10 thoughts on “A journal is like a crew

  1. But, Columbia’s Irving Medical Center still has a center for “Integrated Medicine” that promotes and makes money from all sorts of quack medicine. This is from Columbia’s website, “In TCM, it is said that Qi follows Li, meaning energy follows thought.” I am not sure Columbia’s position on Oz is very principled.

    • Steve:

      Columbia should coordinate this and have a single Department of Fraud that handles Integrated Medicine, statistics for U.S. News rankings, and whatever other promising ideas come up. A one-stop shop for everything nonreplicable!

  2. That might make it easier for Columbia to identify who engages in fraud at their university. However, given that Dr. Oz was a professor of Integrated Medicine, that could have been tip off that he was pushing junk science because they were paying him to push junk science.

    I think the Guardian piece lets Columbia off the hook because it sounds like they quietly got rid of Oz because of a letter from experts accusing him of pushing junk science, when almost certainly his position has been replaced by someone else pushing junk science.

  3. Um…is May 4 the new April 1? Seems like you owe a lot of people an apology if this is your POV now. Like, all those journals you criticized for not retracting papers with clear data or methodological or analytical errors, or even fraud. It’s their journal, and if they sincerely believe the peer review process is a magical guarantee of validity, and they’ve built a readership that agrees, then they can not retract what they want. Or the journals that refuse to publish failed replications of articles they previously published, on the grounds that papers with flashy claims are substantial contributions to the field, but papers disproving those claims aren’t. But, it’s all good, right?
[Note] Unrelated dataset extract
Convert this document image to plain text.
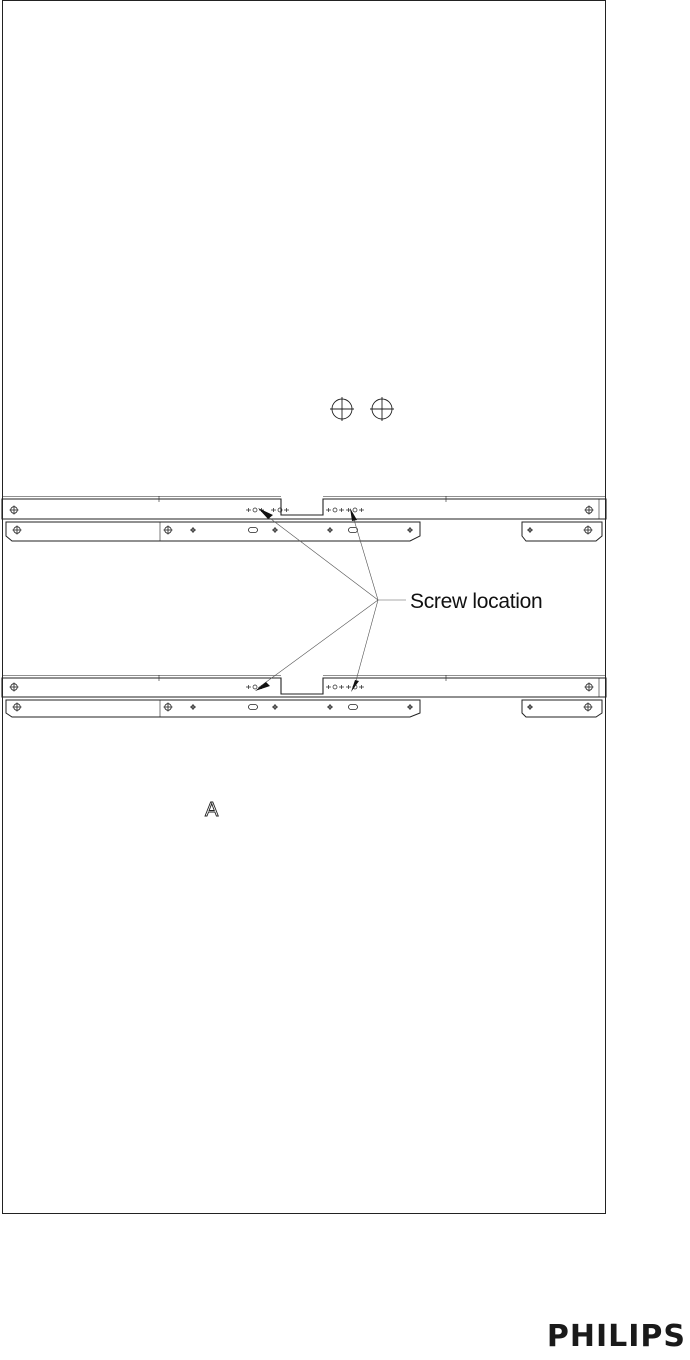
Screw location
A
PHILIPS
    I’d argue that a professional journal, with papers catalogued in scientific databases, are very different from a personal blog. I’d also argue that editorial boards and professional staff should have lasting and journal-wide editorial policies that establish a minimum standard, so yeah, the whole journal is to blame if the whole journal sets standards too low or tolerates repeated violations of them. And, I’d argue that such radical inconsistency in quality, in the very definition of what quality science is, such that your work appears beside junk science, effectively provides a veneer of respectability to the junk science. Someone who reads your blog may know you don’t endorse that crap, but there are plenty of researchers, not to mention students, who are learning what science is by observing what gets published with what.

    It’s the same thing for Dr. Oz–Columbia gave him the cover of its reputation. Now, we shouldn’t blame every professor at Columbia for Dr. Oz’s malfeasance, but surely we can blame the institution.

    • Michael:

      I don’t know. I mean, sure, I get what you’re saying and I agree that JPSP should retract the ESP paper and PNAS should retract the himmicanes paper and so forth. Or, if not “retract,” at least put a link to various criticisms of the work. I think Ted should retract the Why We Sleep talk too.

      But I also understand that they’re not going to do it: it would just take too much effort. I can personally go through my old papers and post corrections where appropriate, but there we’re talking about my own work, and it’s just a few hundred articles. Journals have thousands of articles by many different authors. To go through and clean all these up . . . it doesn’t really seem possible. And, since they can’t clean up their literatures in general, they’ve pretty much decided not to do it in particular cases either, except in some extreme examples such as that pizzagate guy or the anti-vaccine guy.

      I don’t think “it’s all good”; I just accept that journals are doing their thing. One thing I’ve sometimes said is that reputations go both ways. The National Academy of Sciences has a lofty reputation, and when things are published in their Proceedings, journalists take note. Certain editors of that journal have taken advantage of this reputational penumbra to get some bad papers published. But that has had some effect: at least in some quarters, the National Academy of Sciences is not as respected as it used to be. Does the Academy want to crack down on bad papers published in its journal? It’s their call.